El sol volvió a salir; un calor abrazador y reconfortante se dio en los cuerpos despiertos de Adriel y Amara.

“Es hora de irnos”.

Adriel se puso de pie; luego vio el camino para irse, pero algo lo hizo detenerse.

‘Ayer… matamos a una súcubo, lo que significa que el cadáver está allí, inmóvil… pudriéndose’.

Adriel se quedó parado viendo el ahora iluminado camino.

Amara se levantó y vio el camino.

‘Desde aquel día ya no tengo tanto miedo… ¿por qué elegí eso?’ Sus pensamientos comenzaron a ser erráticos mientras caminaba con paso firme hacia el frente.

Tras ella estaba Adriel, quien se sorprendió de su valentía.

Mientras caminaban, se dieron cuenta de que ya habían pasado el lugar donde la mataron, pero no había nada.

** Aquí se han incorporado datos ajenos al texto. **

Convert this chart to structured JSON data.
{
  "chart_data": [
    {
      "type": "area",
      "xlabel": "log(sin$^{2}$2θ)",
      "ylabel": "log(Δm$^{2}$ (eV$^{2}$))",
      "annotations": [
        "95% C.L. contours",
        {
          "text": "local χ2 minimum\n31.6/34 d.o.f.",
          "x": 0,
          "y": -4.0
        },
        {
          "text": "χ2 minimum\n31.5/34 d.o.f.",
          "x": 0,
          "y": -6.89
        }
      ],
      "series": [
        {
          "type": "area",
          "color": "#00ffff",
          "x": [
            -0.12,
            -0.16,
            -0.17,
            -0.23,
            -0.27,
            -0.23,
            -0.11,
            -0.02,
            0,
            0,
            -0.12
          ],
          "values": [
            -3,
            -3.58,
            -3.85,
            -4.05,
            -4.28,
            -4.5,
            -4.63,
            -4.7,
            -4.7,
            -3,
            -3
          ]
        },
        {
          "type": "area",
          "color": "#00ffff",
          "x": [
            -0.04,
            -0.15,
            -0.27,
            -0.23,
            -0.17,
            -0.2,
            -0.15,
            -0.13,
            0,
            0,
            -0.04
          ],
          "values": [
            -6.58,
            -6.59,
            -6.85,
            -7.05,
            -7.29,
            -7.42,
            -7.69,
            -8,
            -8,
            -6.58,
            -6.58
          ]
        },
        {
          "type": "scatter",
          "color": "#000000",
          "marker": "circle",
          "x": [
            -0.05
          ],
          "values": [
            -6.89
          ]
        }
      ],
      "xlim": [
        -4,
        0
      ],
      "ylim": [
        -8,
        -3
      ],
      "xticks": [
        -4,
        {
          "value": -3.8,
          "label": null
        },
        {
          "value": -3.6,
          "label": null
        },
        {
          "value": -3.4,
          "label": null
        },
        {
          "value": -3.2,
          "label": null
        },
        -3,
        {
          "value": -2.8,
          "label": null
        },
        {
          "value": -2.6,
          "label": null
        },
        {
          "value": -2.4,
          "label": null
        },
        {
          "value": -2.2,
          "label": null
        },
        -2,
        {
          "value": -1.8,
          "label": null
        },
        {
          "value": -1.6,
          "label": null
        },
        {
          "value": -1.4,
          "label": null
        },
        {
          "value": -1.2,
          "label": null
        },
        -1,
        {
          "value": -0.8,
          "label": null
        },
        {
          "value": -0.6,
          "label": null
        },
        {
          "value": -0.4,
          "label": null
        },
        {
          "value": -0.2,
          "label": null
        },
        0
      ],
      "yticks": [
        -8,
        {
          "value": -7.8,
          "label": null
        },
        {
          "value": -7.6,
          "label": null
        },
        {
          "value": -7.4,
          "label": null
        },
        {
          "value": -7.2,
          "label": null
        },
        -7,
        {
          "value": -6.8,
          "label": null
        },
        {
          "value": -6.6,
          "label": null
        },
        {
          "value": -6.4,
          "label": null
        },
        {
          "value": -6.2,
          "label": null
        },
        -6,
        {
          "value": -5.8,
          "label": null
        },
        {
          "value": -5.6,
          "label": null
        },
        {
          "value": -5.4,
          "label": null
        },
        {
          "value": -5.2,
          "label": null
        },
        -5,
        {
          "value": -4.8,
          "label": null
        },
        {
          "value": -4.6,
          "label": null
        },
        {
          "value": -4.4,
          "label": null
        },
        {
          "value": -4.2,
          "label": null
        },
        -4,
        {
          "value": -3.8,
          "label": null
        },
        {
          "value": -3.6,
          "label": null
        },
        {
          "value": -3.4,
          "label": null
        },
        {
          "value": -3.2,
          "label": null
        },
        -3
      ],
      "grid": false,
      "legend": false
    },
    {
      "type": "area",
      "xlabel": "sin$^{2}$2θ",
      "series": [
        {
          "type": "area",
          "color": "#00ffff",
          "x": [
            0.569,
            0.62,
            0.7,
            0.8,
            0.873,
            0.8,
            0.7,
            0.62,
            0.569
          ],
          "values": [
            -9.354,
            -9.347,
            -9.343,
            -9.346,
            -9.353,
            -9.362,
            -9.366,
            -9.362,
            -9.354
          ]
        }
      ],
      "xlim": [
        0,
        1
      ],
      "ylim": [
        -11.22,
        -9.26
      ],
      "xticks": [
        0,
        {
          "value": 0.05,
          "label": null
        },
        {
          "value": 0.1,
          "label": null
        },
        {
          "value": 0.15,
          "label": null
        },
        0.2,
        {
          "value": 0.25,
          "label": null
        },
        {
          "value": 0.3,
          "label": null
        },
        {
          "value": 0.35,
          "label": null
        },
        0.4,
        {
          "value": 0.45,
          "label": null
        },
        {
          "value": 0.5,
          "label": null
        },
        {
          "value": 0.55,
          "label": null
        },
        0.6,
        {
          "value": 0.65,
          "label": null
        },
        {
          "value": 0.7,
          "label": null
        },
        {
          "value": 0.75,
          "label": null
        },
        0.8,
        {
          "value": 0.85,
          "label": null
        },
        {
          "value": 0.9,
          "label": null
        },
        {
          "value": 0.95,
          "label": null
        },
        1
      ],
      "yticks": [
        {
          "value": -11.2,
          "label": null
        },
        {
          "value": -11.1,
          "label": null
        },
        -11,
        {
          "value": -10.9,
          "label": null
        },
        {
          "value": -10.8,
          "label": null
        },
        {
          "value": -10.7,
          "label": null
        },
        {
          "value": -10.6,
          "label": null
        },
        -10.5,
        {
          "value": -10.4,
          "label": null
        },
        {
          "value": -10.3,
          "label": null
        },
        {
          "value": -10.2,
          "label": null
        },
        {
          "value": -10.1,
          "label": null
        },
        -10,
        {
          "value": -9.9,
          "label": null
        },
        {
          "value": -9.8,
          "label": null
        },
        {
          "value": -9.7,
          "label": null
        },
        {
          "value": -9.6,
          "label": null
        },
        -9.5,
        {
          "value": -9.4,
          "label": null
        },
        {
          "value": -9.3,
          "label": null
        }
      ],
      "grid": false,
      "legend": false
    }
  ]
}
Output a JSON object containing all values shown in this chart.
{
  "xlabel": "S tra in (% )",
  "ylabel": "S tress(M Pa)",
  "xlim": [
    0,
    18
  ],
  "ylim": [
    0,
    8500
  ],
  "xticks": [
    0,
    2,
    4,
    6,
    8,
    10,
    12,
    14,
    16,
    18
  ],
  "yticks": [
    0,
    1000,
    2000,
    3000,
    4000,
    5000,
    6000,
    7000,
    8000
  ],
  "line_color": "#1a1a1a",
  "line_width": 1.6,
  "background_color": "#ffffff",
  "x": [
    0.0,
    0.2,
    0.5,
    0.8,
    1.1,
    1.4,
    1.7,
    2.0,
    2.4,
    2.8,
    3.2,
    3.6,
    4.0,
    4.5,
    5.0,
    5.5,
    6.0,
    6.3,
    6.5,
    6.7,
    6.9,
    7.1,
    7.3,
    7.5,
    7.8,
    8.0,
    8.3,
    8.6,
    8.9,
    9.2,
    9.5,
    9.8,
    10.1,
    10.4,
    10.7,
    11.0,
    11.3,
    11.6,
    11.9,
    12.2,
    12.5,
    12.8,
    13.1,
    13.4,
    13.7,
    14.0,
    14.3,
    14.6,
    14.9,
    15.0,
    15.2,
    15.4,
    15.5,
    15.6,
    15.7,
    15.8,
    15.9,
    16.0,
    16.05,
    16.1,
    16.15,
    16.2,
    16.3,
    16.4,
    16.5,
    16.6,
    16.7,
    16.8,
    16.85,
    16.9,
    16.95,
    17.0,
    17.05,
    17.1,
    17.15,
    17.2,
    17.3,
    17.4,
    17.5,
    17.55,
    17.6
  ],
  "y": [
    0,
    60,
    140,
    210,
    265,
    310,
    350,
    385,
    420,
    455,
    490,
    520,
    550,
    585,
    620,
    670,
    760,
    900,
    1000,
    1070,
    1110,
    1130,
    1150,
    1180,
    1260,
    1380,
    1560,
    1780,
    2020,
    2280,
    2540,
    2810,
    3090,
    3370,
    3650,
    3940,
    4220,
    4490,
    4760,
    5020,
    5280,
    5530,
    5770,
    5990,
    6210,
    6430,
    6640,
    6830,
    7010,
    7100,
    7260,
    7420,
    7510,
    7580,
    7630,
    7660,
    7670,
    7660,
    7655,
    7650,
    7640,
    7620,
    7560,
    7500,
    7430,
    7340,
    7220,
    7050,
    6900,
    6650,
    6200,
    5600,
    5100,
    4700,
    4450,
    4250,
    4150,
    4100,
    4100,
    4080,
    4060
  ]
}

‘Carroñeros, ¿Cuántos de estos hay?

He de decir que su rapidez es impresionante’.

Pensó Adriel para sí mismo mientras veía a su alrededor.

El tiempo se les fue volando; gracias a esto pudieron ver el lago.

Mientras Adriel seguía a Amara, se dio cuenta de que ella se detuvo tras la última hilera de arbustos que los separaba del lago.

Sin dudar, siguió su mirada y contempló una escena que lo disgustó como nada.

Elena y Steven: ella lo abrazaba completamente desnuda, mientras que Steven sólo tenía su ropa interior puesta.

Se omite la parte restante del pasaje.